414. Third Maximum Number

Given a non-empty array of integers, return the third maximum number in this array. If it does not exist, return the maximum number. The time complexity must be in O(n).

Example 1:

Input: [3, 2, 1]

Output: 1

Explanation: The third maximum is 1.

Example 2:

Input: [1, 2]

Output: 2

Explanation: The third maximum does not exist, so the maximum (2) is returned instead.

Example 3:

Input: [2, 2, 3, 1]

Output: 1

Explanation: Note that the third maximum here means the third maximum distinct number.
Both numbers with value 2 are both considered as second maximum.

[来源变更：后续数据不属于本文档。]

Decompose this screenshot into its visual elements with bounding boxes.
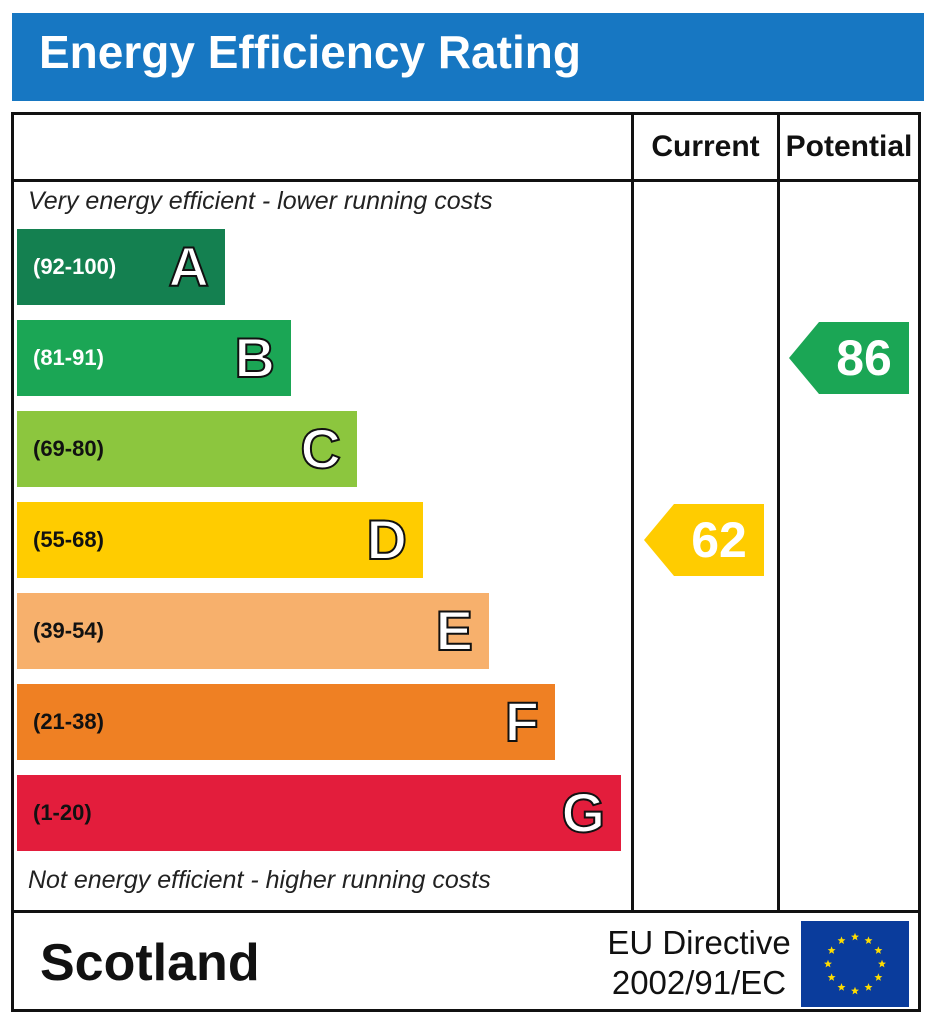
eu-star-icon (878, 959, 886, 968)
country-label: Scotland (40, 934, 260, 992)
title-bar: Energy Efficiency Rating (12, 13, 924, 101)
inefficient-note: Not energy efficient - higher running co… (28, 866, 491, 894)
current-rating-arrow: 62 (644, 504, 764, 576)
band-letter-label: G (560, 781, 606, 844)
eu-star-icon (837, 936, 846, 945)
band-letter-label: F (504, 690, 540, 753)
band-e: (39-54) E (17, 593, 489, 669)
eu-star-icon (864, 936, 873, 945)
eu-directive-line1: EU Directive (607, 924, 791, 961)
band-range-label: (21-38) (33, 709, 104, 734)
eu-flag-icon (801, 921, 909, 1007)
band-range-label: (69-80) (33, 436, 104, 461)
eu-star-icon (851, 986, 859, 995)
band-range-label: (55-68) (33, 527, 104, 552)
eu-star-icon (864, 983, 873, 991)
current-rating-value: 62 (691, 512, 747, 568)
band-range-label: (39-54) (33, 618, 104, 643)
band-c: (69-80) C (17, 411, 357, 487)
eu-star-icon (827, 946, 836, 954)
eu-star-icon (837, 983, 846, 991)
potential-rating-value: 86 (836, 330, 892, 386)
band-letter-label: A (168, 235, 210, 298)
footer-divider (14, 910, 918, 913)
eu-star-icon (874, 973, 883, 981)
band-letter-label: B (234, 326, 276, 389)
band-d: (55-68) D (17, 502, 423, 578)
band-range-label: (81-91) (33, 345, 104, 370)
band-letter-label: E (435, 599, 474, 662)
eu-star-icon (824, 959, 832, 968)
rating-frame: Current Potential Very energy efficient … (11, 112, 921, 1012)
band-letter-label: D (366, 508, 408, 571)
band-range-label: (92-100) (33, 254, 117, 279)
band-b: (81-91) B (17, 320, 291, 396)
efficient-note: Very energy efficient - lower running co… (28, 187, 493, 215)
eu-directive-line2: 2002/91/EC (611, 964, 787, 1001)
eu-directive: EU Directive 2002/91/EC (604, 923, 794, 1003)
eu-star-icon (827, 973, 836, 981)
potential-column-divider (777, 115, 780, 913)
eu-star-icon (851, 932, 859, 941)
band-a: (92-100) A (17, 229, 225, 305)
band-range-label: (1-20) (33, 800, 92, 825)
current-column-divider (631, 115, 634, 913)
current-column-header: Current (651, 130, 760, 163)
eu-star-icon (874, 946, 883, 954)
potential-column-header: Potential (785, 130, 913, 163)
header-divider (14, 179, 918, 182)
band-g: (1-20) G (17, 775, 621, 851)
band-f: (21-38) F (17, 684, 555, 760)
potential-rating-arrow: 86 (789, 322, 909, 394)
band-letter-label: C (300, 417, 342, 480)
chart-title: Energy Efficiency Rating (39, 26, 581, 78)
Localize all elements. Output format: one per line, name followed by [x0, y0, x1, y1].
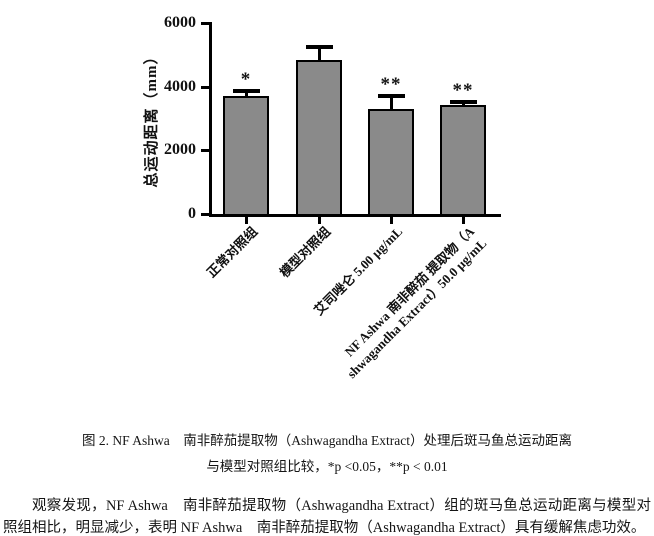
figure-chart: 总运动距离（mm） 0 2000 4000 6000 * 正常对照组 模型对照组 ** 艾司唑仑…: [144, 14, 501, 381]
y-tick-mark: [201, 149, 209, 153]
x-tick-mark: [462, 217, 465, 224]
error-bar-stem: [389, 96, 393, 111]
y-tick-label: 0: [188, 205, 196, 222]
y-tick-label: 6000: [164, 14, 196, 31]
bar: [368, 108, 414, 216]
figure-caption-line2: 与模型对照组比较，*p <0.05，**p < 0.01: [206, 459, 448, 474]
y-tick-mark: [201, 85, 209, 89]
y-tick-mark: [201, 213, 209, 216]
bar: [440, 104, 486, 216]
significance-label: *: [240, 69, 252, 91]
bar: [223, 96, 269, 216]
x-tick-mark: [318, 217, 321, 224]
x-tick-mark: [390, 217, 393, 224]
bar: [296, 59, 342, 216]
significance-label: **: [380, 74, 402, 96]
y-tick-label: 4000: [164, 77, 196, 95]
plot-area: 0 2000 4000 6000 * 正常对照组 模型对照组 ** 艾司唑仑 5.00 µg/m…: [164, 14, 501, 381]
error-bar-cap: [449, 99, 477, 104]
y-axis-line: [209, 22, 212, 217]
x-tick-mark: [245, 217, 248, 224]
body-paragraph: 观察发现，NF Ashwa 南非醉茄提取物（Ashwagandha Extrac…: [3, 497, 651, 536]
error-bar-stem: [317, 46, 321, 62]
x-axis-line: [209, 214, 501, 217]
y-tick-label: 2000: [164, 141, 196, 159]
y-tick-mark: [201, 22, 209, 25]
error-bar-cap: [232, 89, 260, 94]
error-bar-stem: [461, 101, 465, 107]
figure-caption-line1: 图 2. NF Ashwa 南非醉茄提取物（Ashwagandha Extrac…: [81, 433, 573, 448]
error-bar-cap: [377, 94, 405, 99]
significance-label: **: [452, 79, 474, 101]
error-bar-cap: [305, 44, 333, 49]
error-bar-stem: [244, 91, 248, 99]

解题思路为采用三个变量来记录最大，次大和第三大的数。

注意点是：

1. 采用Integer，这样可以判断是否存在第三大的值；
2. 重复的值需要处理。

public class Solution {
    public int thirdMax(int[] nums) {
        Integer max1 = null;
        Integer max2 = null;  
        Integer max3 = null;
        for(Integer n : nums) {
            if(n.equals(max1) || n.equals(max2) || n.equals(max3)) continue; // skip duplicates
            if(max1 == null || n > max1) {
                max3 = max2;
                max2 = max1;
                max1 = n;
            } else if(max2 == null || n > max2) {
                max3 = max2;
                max2 = n;
            } else if(max3 == null || n > max3) {
                max3 = n;
            }
        }
        return max3 == null ? max1 : max3;
    }
}